The Senate passed patent reform by a vote of 95-5. And the House Judiciary Committee reported H.R. 1249 by a vote of 32-3. The bill enjoys broad support from industry leaders, independent inventors and more than 250 American universities.
According to the U.S. Chamber of Commerce “this legislation is crucial for American economic growth, jobs and the future of U.S. competitiveness.”
Contrary to claims by critics, Section 18 of the bill is not a gift to any industry or group. It corrects mistakes that occurred following the creation of a new class of patents called business-method patents in the late ’90s.

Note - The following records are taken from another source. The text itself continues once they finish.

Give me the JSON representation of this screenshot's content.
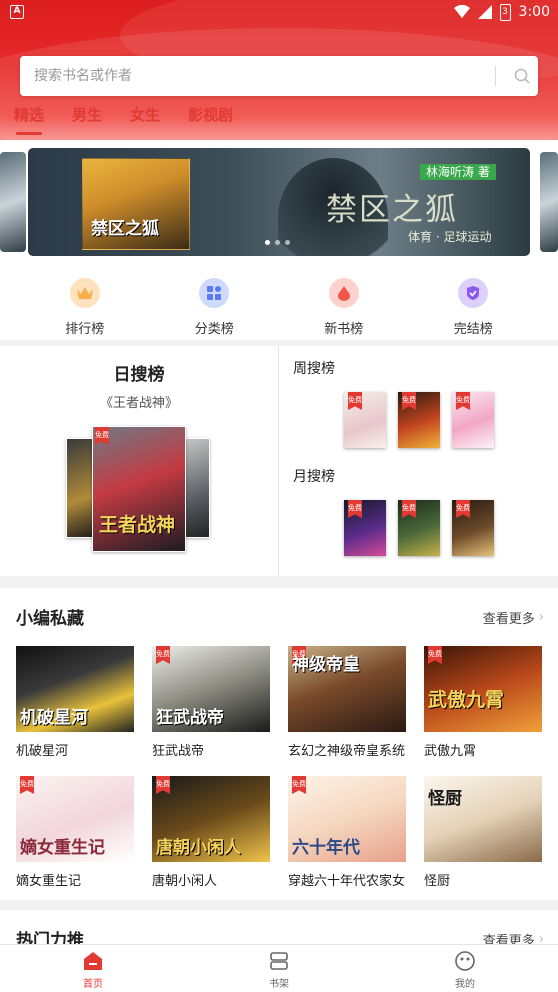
{
  "status_bar": {
    "time": "3:00",
    "battery_level": "3",
    "left_indicator": "A"
  },
  "search": {
    "placeholder": "搜索书名或作者",
    "icon": "search-icon"
  },
  "tabs": [
    {
      "label": "精选",
      "active": true
    },
    {
      "label": "男生",
      "active": false
    },
    {
      "label": "女生",
      "active": false
    },
    {
      "label": "影视剧",
      "active": false
    }
  ],
  "banner": {
    "cover_text": "禁区之狐",
    "author": "林海听涛 著",
    "title": "禁区之狐",
    "subtitle": "体育 · 足球运动",
    "slide_count": 3,
    "active_slide": 1
  },
  "quick_nav": [
    {
      "label": "排行榜",
      "icon": "crown-icon",
      "color": "#f6b04a"
    },
    {
      "label": "分类榜",
      "icon": "grid-icon",
      "color": "#5b7cf0"
    },
    {
      "label": "新书榜",
      "icon": "drop-icon",
      "color": "#f2574a"
    },
    {
      "label": "完结榜",
      "icon": "badge-check-icon",
      "color": "#8a5bee"
    }
  ],
  "rankings": {
    "daily": {
      "title": "日搜榜",
      "book": "《王者战神》",
      "cover_text": "王者战神"
    },
    "weekly": {
      "title": "周搜榜"
    },
    "monthly": {
      "title": "月搜榜"
    }
  },
  "editor_picks": {
    "title": "小编私藏",
    "more": "查看更多",
    "books": [
      {
        "name": "机破星河",
        "cover_text": "机破星河",
        "free": false
      },
      {
        "name": "狂武战帝",
        "cover_text": "狂武战帝",
        "free": true
      },
      {
        "name": "玄幻之神级帝皇系统",
        "cover_text": "神级帝皇",
        "free": true
      },
      {
        "name": "武傲九霄",
        "cover_text": "武傲九霄",
        "free": true
      },
      {
        "name": "嫡女重生记",
        "cover_text": "嫡女重生记",
        "free": true
      },
      {
        "name": "唐朝小闲人",
        "cover_text": "唐朝小闲人",
        "free": true
      },
      {
        "name": "穿越六十年代农家女",
        "cover_text": "六十年代",
        "free": true
      },
      {
        "name": "怪厨",
        "cover_text": "怪厨",
        "free": false
      }
    ]
  },
  "hot": {
    "title": "热门力推",
    "more": "查看更多"
  },
  "free_badge": "免费",
  "bottom_nav": [
    {
      "label": "首页",
      "icon": "home-icon",
      "active": true
    },
    {
      "label": "书架",
      "icon": "bookshelf-icon",
      "active": false
    },
    {
      "label": "我的",
      "icon": "profile-icon",
      "active": false
    }
  ],
  "colors": {
    "brand_red": "#e23a33",
    "header_red": "#dd1e1e"
  }
}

The Patent and Trademark Office was ill-equipped to handle the flood of business-method patent applications. Few examiners had the necessary background and education to understand the inventions, and the PTO lacked information regarding prior art. As a result, the PTO issued some weak patents that have led to frivolous lawsuits.
Section 18 establishes a pilot program that allows the PTO to re-examine a limited group of questionable business-method patents.
If someone is being sued by a business-method patent holder, that individual can petition the PTO to review the patent in question using the best prior art available.
Bad patents that never should have been issued will be eliminated. Good patents that pass muster under this scrutiny will have even stronger legal integrity. This isn’t favoritism, it is a fair result for all parties.